Обсуждение: Case studies

Поиск
Список
Период
Сортировка

Case studies

От
"Elvis Henríquez"
Дата:
Hello everybody.

Rather than asking for a technical detail or writing about a problem,
I'm asking for up-to-date case studies involving PostgreSQL.

The company where I'm actually working is migrating some apps; one
requires a Data Warehouse, and I'm proposing PostgreSQL, but they're
thinking of Oracle, as the system has one table (among others) with 20
fields and more then 19 millions of records, and this exists for 2
subcompanies, which are actually in different databases, but the
migration project implies joining the two subcompanies data.

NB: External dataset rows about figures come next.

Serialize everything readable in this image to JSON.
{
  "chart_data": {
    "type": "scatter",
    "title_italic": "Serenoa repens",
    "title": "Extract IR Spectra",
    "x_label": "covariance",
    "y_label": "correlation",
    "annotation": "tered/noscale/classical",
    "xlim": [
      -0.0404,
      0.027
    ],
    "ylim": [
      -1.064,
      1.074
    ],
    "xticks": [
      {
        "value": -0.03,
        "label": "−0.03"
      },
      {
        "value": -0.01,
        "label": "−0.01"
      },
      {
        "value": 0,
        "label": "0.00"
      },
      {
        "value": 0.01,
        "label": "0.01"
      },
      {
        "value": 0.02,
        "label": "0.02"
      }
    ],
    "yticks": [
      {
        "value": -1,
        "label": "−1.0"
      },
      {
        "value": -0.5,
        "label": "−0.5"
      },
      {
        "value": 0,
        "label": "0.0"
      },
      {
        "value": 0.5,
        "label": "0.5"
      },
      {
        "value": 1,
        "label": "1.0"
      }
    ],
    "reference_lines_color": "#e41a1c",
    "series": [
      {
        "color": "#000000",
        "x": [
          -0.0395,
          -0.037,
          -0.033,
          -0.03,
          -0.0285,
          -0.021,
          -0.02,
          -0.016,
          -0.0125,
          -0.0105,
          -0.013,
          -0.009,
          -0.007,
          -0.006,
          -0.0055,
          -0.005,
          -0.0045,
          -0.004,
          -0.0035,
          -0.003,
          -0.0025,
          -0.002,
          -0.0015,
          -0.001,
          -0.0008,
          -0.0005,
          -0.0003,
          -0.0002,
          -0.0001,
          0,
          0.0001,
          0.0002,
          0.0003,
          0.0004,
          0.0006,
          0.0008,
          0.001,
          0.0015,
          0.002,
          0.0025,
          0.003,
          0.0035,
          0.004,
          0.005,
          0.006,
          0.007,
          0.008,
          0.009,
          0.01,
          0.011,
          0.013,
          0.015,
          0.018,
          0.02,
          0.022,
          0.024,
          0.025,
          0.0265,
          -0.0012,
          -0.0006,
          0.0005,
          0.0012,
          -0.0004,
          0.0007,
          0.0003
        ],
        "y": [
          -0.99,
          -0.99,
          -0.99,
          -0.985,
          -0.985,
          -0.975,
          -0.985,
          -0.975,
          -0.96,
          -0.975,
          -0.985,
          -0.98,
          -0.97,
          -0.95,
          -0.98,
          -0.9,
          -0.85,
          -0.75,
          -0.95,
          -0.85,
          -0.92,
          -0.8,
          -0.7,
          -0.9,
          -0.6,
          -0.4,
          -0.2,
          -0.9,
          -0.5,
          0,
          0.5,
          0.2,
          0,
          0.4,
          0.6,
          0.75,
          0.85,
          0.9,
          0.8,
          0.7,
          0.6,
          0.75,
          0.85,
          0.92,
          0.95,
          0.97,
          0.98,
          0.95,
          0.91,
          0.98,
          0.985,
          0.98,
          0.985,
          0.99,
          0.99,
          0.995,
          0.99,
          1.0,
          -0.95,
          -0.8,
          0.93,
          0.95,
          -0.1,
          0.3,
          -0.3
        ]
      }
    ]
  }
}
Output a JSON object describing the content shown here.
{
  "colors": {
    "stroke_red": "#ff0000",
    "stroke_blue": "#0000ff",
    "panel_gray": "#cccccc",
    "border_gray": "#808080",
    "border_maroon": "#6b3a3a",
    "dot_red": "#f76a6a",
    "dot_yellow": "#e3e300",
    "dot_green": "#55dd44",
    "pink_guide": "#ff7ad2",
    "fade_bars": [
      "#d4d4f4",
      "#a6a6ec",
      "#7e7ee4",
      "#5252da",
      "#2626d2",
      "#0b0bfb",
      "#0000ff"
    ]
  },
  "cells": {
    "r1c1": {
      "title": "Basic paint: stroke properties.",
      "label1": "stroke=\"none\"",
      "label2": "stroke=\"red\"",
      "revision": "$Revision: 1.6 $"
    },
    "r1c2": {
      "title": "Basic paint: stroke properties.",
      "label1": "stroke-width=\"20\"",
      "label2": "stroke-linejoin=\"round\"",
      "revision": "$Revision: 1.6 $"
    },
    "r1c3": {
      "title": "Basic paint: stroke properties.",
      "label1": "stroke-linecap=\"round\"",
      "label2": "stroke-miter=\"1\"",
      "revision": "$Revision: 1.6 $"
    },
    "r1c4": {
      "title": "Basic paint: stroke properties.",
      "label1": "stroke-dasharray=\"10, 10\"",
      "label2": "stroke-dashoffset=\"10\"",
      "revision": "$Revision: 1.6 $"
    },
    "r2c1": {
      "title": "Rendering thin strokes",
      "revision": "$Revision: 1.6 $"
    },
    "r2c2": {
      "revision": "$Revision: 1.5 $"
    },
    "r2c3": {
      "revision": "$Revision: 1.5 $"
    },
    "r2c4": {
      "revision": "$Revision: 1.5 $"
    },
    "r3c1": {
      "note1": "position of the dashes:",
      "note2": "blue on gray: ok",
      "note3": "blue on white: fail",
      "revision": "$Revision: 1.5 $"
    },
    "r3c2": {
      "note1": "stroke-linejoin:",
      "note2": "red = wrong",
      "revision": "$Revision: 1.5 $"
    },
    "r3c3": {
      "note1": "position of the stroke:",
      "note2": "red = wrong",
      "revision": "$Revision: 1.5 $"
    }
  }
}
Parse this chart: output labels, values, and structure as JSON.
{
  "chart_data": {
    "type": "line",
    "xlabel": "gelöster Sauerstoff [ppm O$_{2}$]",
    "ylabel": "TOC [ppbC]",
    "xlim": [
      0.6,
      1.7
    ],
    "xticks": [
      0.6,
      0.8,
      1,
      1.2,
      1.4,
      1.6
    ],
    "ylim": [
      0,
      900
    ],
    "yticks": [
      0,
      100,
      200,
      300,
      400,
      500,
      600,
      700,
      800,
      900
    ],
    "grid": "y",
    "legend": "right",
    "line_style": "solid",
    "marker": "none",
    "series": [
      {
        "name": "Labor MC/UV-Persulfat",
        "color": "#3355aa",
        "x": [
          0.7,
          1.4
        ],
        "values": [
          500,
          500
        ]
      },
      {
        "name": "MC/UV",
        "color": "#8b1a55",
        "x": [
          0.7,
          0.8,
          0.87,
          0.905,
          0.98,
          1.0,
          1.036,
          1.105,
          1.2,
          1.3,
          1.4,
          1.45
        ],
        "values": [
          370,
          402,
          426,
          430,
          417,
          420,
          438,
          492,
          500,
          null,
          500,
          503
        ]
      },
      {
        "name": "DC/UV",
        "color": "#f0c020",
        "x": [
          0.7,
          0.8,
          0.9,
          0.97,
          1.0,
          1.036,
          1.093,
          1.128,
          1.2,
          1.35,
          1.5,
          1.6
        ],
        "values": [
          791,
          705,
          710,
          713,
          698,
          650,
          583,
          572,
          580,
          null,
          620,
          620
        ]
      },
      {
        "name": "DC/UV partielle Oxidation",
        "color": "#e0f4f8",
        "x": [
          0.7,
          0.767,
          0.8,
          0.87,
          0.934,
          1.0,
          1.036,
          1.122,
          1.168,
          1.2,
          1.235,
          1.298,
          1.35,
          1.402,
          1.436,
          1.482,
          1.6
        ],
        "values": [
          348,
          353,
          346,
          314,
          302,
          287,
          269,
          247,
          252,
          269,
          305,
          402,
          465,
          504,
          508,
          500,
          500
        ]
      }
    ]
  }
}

This amount of data is the result of 8 years of usage, and the data
growing rate has increased in the last two years.

They asked me for case studies that shows this, so they can go ahead
with the migration to PostgreSQL.

The ones shown in "http://www.postgresql.org/about/casestudies/" are
out-dated and don't show amount of records or database/table size or
growth.

I hope you could help me with this.

Re: Case studies

От
"Rodrigo De León"
Дата:
On Nov 26, 2007 10:34 PM, Elvis Henríquez <henriquez.elvis@gmail.com> wrote:
> I hope you could help me with this.

See:
http://www.lethargy.org/~jesus/archives/66-Big-Bad-PostgreSQL.html

Re: Case studies

От
"Scott Marlowe"
Дата:
On Nov 26, 2007 9:34 PM, Elvis Henríquez <henriquez.elvis@gmail.com> wrote:
> Hello everybody.
>
> Rather than asking for a technical detail or writing about a problem,
> I'm asking for up-to-date case studies involving PostgreSQL.
>
> The company where I'm actually working is migrating some apps; one
> requires a Data Warehouse, and I'm proposing PostgreSQL, but they're
> thinking of Oracle, as the system has one table (among others) with 20
> fields and more then 19 millions of records, and this exists for 2
> subcompanies, which are actually in different databases, but the
> migration project implies joining the two subcompanies data.
>
> This amount of data is the result of 8 years of usage, and the data
> growing rate has increased in the last two years.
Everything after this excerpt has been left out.